Looking at rough numbers, the projected electricity usage adds up to 7700 kWh/year, distributed at follows:
- Heating: 25%
- Cooling: 10%
- Ventilation: 5%
- Residential (fridge, cooking, dishwasher, lights, etc.): 30%
- Domestic hot water: 30%
With heating and cooling already optimized due to the thermal envelope, hot showers are responsible for 30% of the energy budget!
Hot water
Instead of heating the hot water directly, it’s much more efficient to use a heat pump. Hybrid water heaters like the Rheem ProTerra work that way, at a cost of $2k-$3k instead of less than $1k for a good electric water heater.

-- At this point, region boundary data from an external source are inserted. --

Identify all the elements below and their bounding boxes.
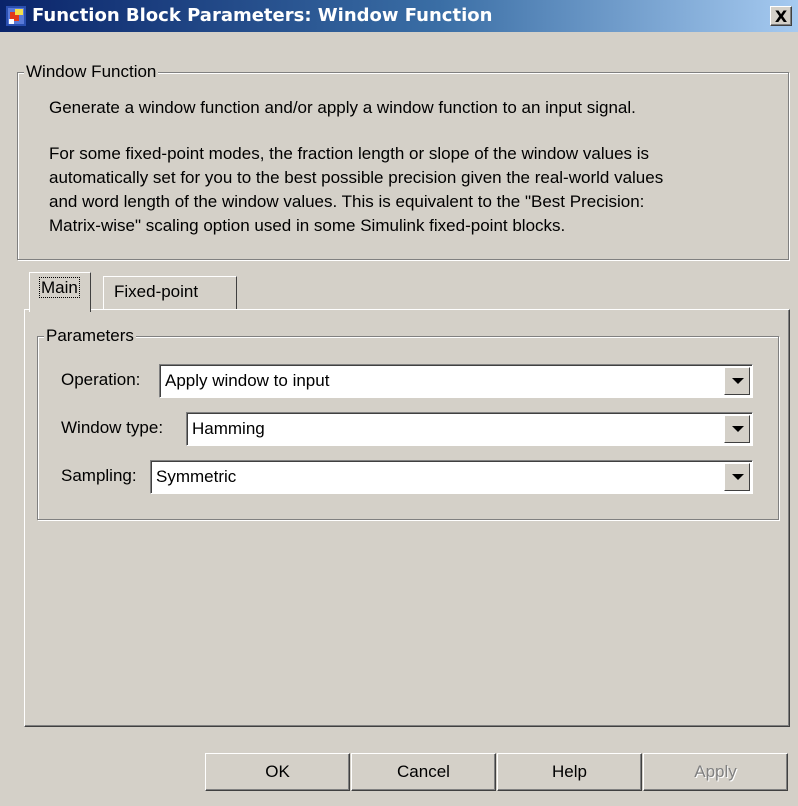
help-button[interactable]: Help — [497, 753, 642, 791]
description-para2-line1: For some fixed-point modes, the fraction… — [49, 144, 650, 163]
description-para2-line3: and word length of the window values. Th… — [49, 192, 645, 211]
sampling-label: Sampling: — [61, 466, 137, 485]
close-icon: X — [774, 7, 788, 26]
tab-fixed-point-label: Fixed-point — [114, 282, 199, 301]
simulink-block-icon — [6, 6, 26, 26]
tab-main[interactable]: Main — [29, 272, 91, 312]
description-group-title: Window Function — [24, 62, 159, 82]
description-group: Window Function Generate a window functi… — [17, 62, 789, 260]
description-para2-line2: automatically set for you to the best po… — [49, 168, 664, 187]
operation-row: Operation: Apply window to input — [61, 364, 753, 398]
title-bar: Function Block Parameters: Window Functi… — [0, 0, 798, 32]
cancel-button[interactable]: Cancel — [351, 753, 496, 791]
window-type-row: Window type: Hamming — [61, 412, 753, 446]
description-para2-line4: Matrix-wise" scaling option used in some… — [49, 216, 566, 235]
chevron-down-icon[interactable] — [724, 367, 750, 395]
sampling-value: Symmetric — [156, 467, 237, 486]
close-button[interactable]: X — [770, 6, 792, 26]
window-title: Function Block Parameters: Window Functi… — [32, 5, 493, 26]
chevron-down-icon[interactable] — [724, 463, 750, 491]
parameters-group-title: Parameters — [44, 326, 136, 346]
sampling-row: Sampling: Symmetric — [61, 460, 753, 494]
sampling-select[interactable]: Symmetric — [150, 460, 753, 494]
window-type-label: Window type: — [61, 418, 164, 437]
window-type-value: Hamming — [192, 419, 265, 438]
tab-main-label: Main — [39, 277, 80, 298]
operation-select[interactable]: Apply window to input — [159, 364, 753, 398]
apply-button[interactable]: Apply — [643, 753, 788, 791]
description-line-1: Generate a window function and/or apply … — [49, 98, 636, 117]
window-type-select[interactable]: Hamming — [186, 412, 753, 446]
ok-button[interactable]: OK — [205, 753, 350, 791]
tab-fixed-point[interactable]: Fixed-point — [103, 276, 237, 309]
operation-label: Operation: — [61, 370, 141, 389]
chevron-down-icon[interactable] — [724, 415, 750, 443]
operation-value: Apply window to input — [165, 371, 330, 390]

Replacing a regular electric water heater by a heat pump water heater sounds like a great idea, but it’s not a straightforward win:
- They work well when they can suck heat out of room-temperature air. They don’t work as well in a possibly cold or hot garage.

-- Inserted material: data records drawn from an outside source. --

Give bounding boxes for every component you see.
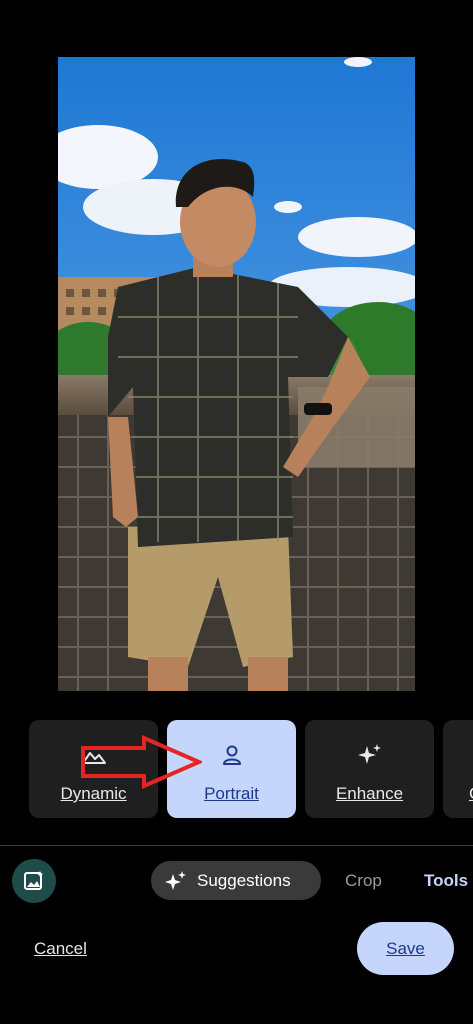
person-icon — [222, 745, 241, 765]
tab-suggestions[interactable]: Suggestions — [151, 861, 321, 900]
effect-dynamic-chip[interactable]: Dynamic — [29, 720, 158, 818]
effect-enhance-label: Enhance — [335, 784, 404, 803]
effect-dynamic-label: Dynamic — [60, 784, 127, 803]
divider — [0, 845, 473, 846]
save-button[interactable]: Save — [357, 922, 454, 975]
effect-portrait-chip[interactable]: Portrait — [167, 720, 296, 818]
effect-next-label: C — [469, 784, 473, 804]
effect-enhance-chip[interactable]: Enhance — [305, 720, 434, 818]
cancel-button[interactable]: Cancel — [34, 939, 87, 959]
image-edit-icon — [24, 871, 43, 890]
photo-preview[interactable] — [58, 57, 415, 691]
landscape-icon — [81, 752, 106, 764]
gallery-button[interactable] — [12, 859, 56, 903]
effect-next-chip[interactable]: C — [443, 720, 473, 818]
effects-row: Dynamic Portrait Enhance C — [0, 720, 473, 818]
save-label: Save — [386, 939, 425, 958]
tab-suggestions-label: Suggestions — [197, 871, 291, 890]
sparkle-icon — [357, 744, 381, 764]
tab-tools[interactable]: Tools — [424, 871, 468, 891]
effect-portrait-label: Portrait — [204, 784, 259, 803]
portrait-photo — [58, 57, 415, 691]
tab-crop[interactable]: Crop — [345, 871, 382, 891]
sparkle-icon — [165, 871, 186, 890]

- They need to draw the heat from a sufficient volume of air. Our planned utility room is too small, so we would need vents in the door.

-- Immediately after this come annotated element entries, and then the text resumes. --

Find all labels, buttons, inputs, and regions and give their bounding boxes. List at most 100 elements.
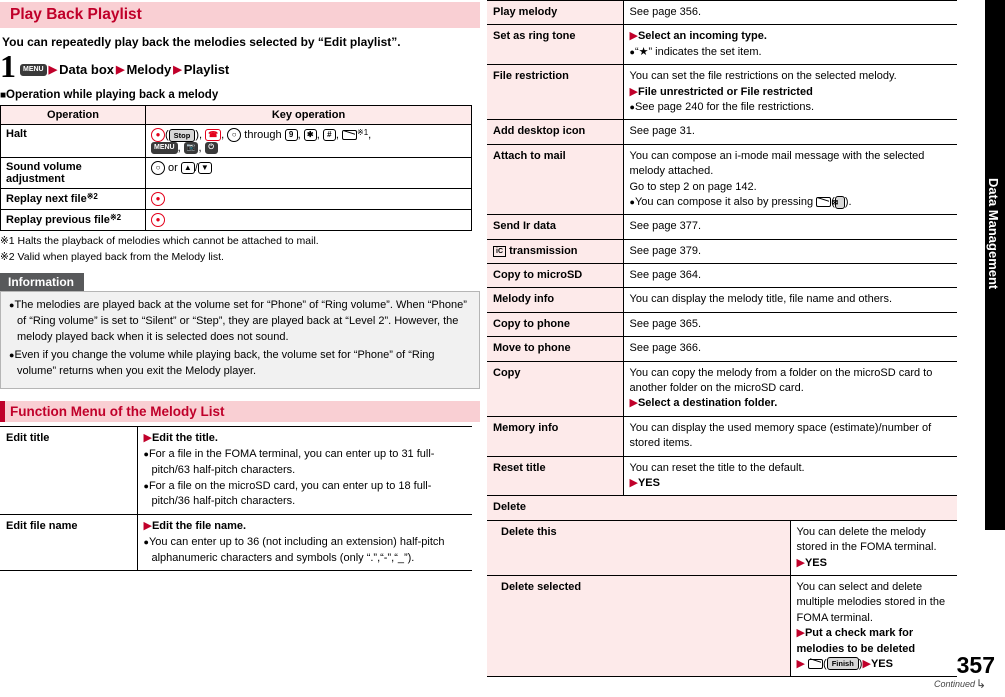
fn-key-copy-to-phone: Copy to phone	[487, 312, 624, 338]
footnote-1: ※1 Halts the playback of melodies which …	[0, 235, 319, 248]
fn-key-attach-to-mail: Attach to mail	[487, 144, 624, 216]
operation-table: Operation Key operation Halt ●(Stop), ☎,…	[0, 105, 472, 232]
function-menu-table: Edit title ▶Edit the title. ●For a file …	[0, 425, 472, 572]
table-row: Replay next file※2 ●	[0, 188, 472, 211]
table-row: Delete this You can delete the melody st…	[487, 520, 957, 576]
footnote-marker-2: ※2	[86, 192, 98, 202]
arrow-icon: ▶	[796, 556, 805, 569]
fn-key-file-restriction: File restriction	[487, 64, 624, 121]
stop-lcd-icon: Stop	[168, 128, 196, 142]
information-item-text: The melodies are played back at the volu…	[14, 299, 467, 344]
table-row: Move to phone See page 366.	[487, 336, 957, 362]
fn-bullet-text: See page 240 for the file restrictions.	[634, 100, 815, 113]
mail-key-icon	[816, 197, 832, 207]
fn-lead-text: Select a destination folder.	[637, 397, 778, 410]
fn-lead-text: Edit the title.	[151, 431, 218, 444]
fn-body-edit-title: ▶Edit the title. ●For a file in the FOMA…	[137, 425, 472, 515]
fn-body-delete-selected: You can select and delete multiple melod…	[790, 575, 957, 678]
row-keys-replay-next: ●	[145, 188, 472, 211]
fn-body-text: You can set the file restrictions on the…	[629, 70, 897, 83]
fn-body-play-melody: See page 356.	[623, 0, 957, 26]
table-row: Sound volume adjustment ○ or ▲ / ▼	[0, 157, 472, 190]
row-keys-volume: ○ or ▲ / ▼	[145, 157, 472, 190]
information-box: ●The melodies are played back at the vol…	[0, 291, 480, 389]
fn-lead: ▶Edit the file name.	[144, 519, 467, 534]
fn-key-play-melody: Play melody	[487, 0, 624, 26]
fn-key-label: transmission	[509, 244, 578, 257]
table-row: Delete selected You can select and delet…	[487, 575, 957, 678]
arrow-icon: ▶	[629, 30, 638, 43]
arrow-icon: ▶	[48, 64, 58, 76]
fn-bullet-text: “★” indicates the set item.	[634, 45, 762, 58]
table-row: Edit title ▶Edit the title. ●For a file …	[0, 425, 472, 515]
fn-key-edit-title: Edit title	[0, 425, 138, 515]
fn-key-set-as-ring-tone: Set as ring tone	[487, 24, 624, 66]
arrow-icon: ▶	[629, 85, 638, 98]
step-item-1: Melody	[126, 62, 172, 77]
information-item: ●Even if you change the volume while pla…	[9, 348, 471, 380]
fn-key-delete: Delete	[487, 495, 957, 521]
arrow-icon: ▶	[116, 64, 125, 76]
arrow-icon: ▶	[629, 397, 638, 410]
left-column: Play Back Playlist You can repeatedly pl…	[0, 0, 480, 572]
table-row: iC transmission See page 379.	[487, 239, 957, 265]
footnote-marker-1: ※1	[357, 128, 369, 137]
fn-lead-text: File unrestricted or File restricted	[637, 85, 813, 98]
fn-bullet: ●“★” indicates the set item.	[630, 45, 952, 60]
step-1: 1 MENU ▶ Data box ▶ Melody ▶ Playlist	[0, 48, 480, 84]
fn-bullet-text: You can compose it also by pressing	[634, 195, 814, 208]
fn-key-memory-info: Memory info	[487, 416, 624, 457]
fn-key-ic-transmission: iC transmission	[487, 239, 624, 265]
camera-key-icon: 📷	[183, 142, 199, 155]
function-menu-table-right: Play melody See page 356. Set as ring to…	[487, 0, 957, 678]
table-row: File restriction You can set the file re…	[487, 64, 957, 121]
table-row: Add desktop icon See page 31.	[487, 119, 957, 145]
continued-label: Continued	[933, 679, 975, 689]
col-operation: Operation	[0, 105, 146, 125]
fn-body-add-desktop-icon: See page 31.	[623, 119, 957, 145]
table-row: Send Ir data See page 377.	[487, 214, 957, 240]
arrow-icon: ▶	[796, 657, 805, 670]
fn-lead: ▶Edit the title.	[144, 431, 467, 446]
fn-lead: ▶YES	[797, 556, 952, 571]
step-number: 1	[0, 48, 16, 84]
arrow-icon: ▶	[629, 476, 638, 489]
key-star-icon: ✱	[303, 129, 317, 142]
arrow-icon: ▶	[796, 627, 805, 640]
intro-text: You can repeatedly play back the melodie…	[2, 35, 401, 49]
fn-lead-text: YES	[804, 556, 827, 569]
footnote-2: ※2 Valid when played back from the Melod…	[0, 251, 224, 264]
side-tab: Data Management	[985, 0, 1005, 530]
page-root: Play Back Playlist You can repeatedly pl…	[0, 0, 1005, 697]
fn-lead: ▶Put a check mark for melodies to be del…	[797, 626, 952, 657]
table-row: Attach to mail You can compose an i-mode…	[487, 144, 957, 216]
fn-bullet-suffix: .	[848, 195, 852, 208]
fn-key-delete-selected: Delete selected	[487, 575, 791, 678]
table-row: Reset title You can reset the title to t…	[487, 456, 957, 497]
table-row: Copy You can copy the melody from a fold…	[487, 361, 957, 417]
fn-body-attach-to-mail: You can compose an i-mode mail message w…	[623, 144, 957, 216]
fn-lead-text: Edit the file name.	[151, 519, 247, 532]
table-row: Replay previous file※2 ●	[0, 209, 472, 232]
information-item: ●The melodies are played back at the vol…	[9, 298, 471, 346]
fn-key-add-desktop-icon: Add desktop icon	[487, 119, 624, 145]
section-heading: Function Menu of the Melody List	[0, 400, 480, 422]
menu-key-icon: MENU	[151, 142, 178, 155]
fn-key-edit-file-name: Edit file name	[0, 513, 138, 572]
arrow-icon: ▶	[173, 64, 182, 76]
operation-subhead-label: Operation while playing back a melody	[6, 89, 219, 101]
fn-body-set-as-ring-tone: ▶Select an incoming type. ●“★” indicates…	[623, 24, 957, 66]
fn-bullet: ●See page 240 for the file restrictions.	[630, 100, 952, 115]
mail-key-icon	[342, 130, 358, 141]
operation-subhead: ■Operation while playing back a melody	[0, 89, 480, 101]
menu-key-icon: MENU	[20, 63, 47, 76]
table-row: Memory info You can display the used mem…	[487, 416, 957, 457]
row-keys-halt: ●(Stop), ☎, ○ through 9, ✱, #, ※1, MENU,…	[145, 123, 472, 159]
step-body: MENU ▶ Data box ▶ Melody ▶ Playlist	[20, 51, 229, 77]
fn-key-reset-title: Reset title	[487, 456, 624, 497]
table-row: Set as ring tone ▶Select an incoming typ…	[487, 24, 957, 66]
fn-lead-text: Put a check mark for melodies to be dele…	[796, 627, 916, 655]
right-key-icon: ●	[151, 192, 165, 207]
fn-lead: ▶Select an incoming type.	[630, 29, 952, 44]
fn-lead: ▶YES	[630, 476, 952, 491]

- They make noise – the vents in the door would carry that noise into the living room.
- They produce cold air, which is helpful in the summer, but not in the winter, so in the winter you’d switch off the heat pump mode, and you only gain half the benefit.
- So maybe put the water heater in the garage, even though it won’t work as well, but then it’s further away from the showers, and people will waste water waiting for the shower to get hot. (There are re-circulating loops to avoid this, but those waste energy, and are not a good idea in a passive house.)
However, there’s a much better solution: the Sanden SanCo2 water heater. You can put the heat pump in the garage (or even outdoors), and keep the water tank indoors where it can be close to the showers. Their heat pump works efficiently at a wide range of temperatures, and cuts the energy needed to heat water by about a factor of 5. The SanCo2 also produces significantly more hot water, great if multiple people take showers at the same time.
The only problem: it costs about $6k. It would save us about $150 per year. Makes great sense for the planet, does not make sense financially.
Solar & batteries
Looking at the bigger picture, the SanCo2 significantly reduces electricity demand for the whole house, by at least 20%. So if we’re planning to spend $20k on solar and battery, we can downsize that whole installation by 20%, and save $4k. Then the SanCo2 is making more sense: the more you spend, the more you save.
Building a house is expensive enough, and it’s always easy to spend more. To keep costs under control, we had decided to use a regular water heater, and install solar when it becomes cheaper.
The fridge
So far, so good. Now, the fridge. The PHPP spreadsheet that we had been working with had the energy use of the fridge at 230 kWh/year. The fridge we looked at is estimated to use 630 kWh/year, and that moved our PER value above 60 kWh/m2a. We can choose a somewhat smaller fridge using 570 kWh/year, but that’s not enough. To get to a much lower number, we’d have to drastically reduce the size of the fridge and sacrifice the ice maker, not tradeoffs we’d be happy about.
So that’s where we’re at. At this point, we have a number of options:
- Give up on PHI certification: would be a pity, since we’re doing well in other criteria, and are so close on the electricity use.
- Add solar panels: PHI accepts houses with PER slightly over 60 kWh/m2a if they generate enough of their own electricity. Invest $10k, gain $500/year.
- Use a SanCo2 water heater to drastically reduce our electricity use; the fridge will no longer even get us close to the limit. Invest $6k, gain $150/year, plus future savings when installing solar and battery.
- Find some other way to reduce electricity usage. But there’s not much fluff, so not clear where to gain enough.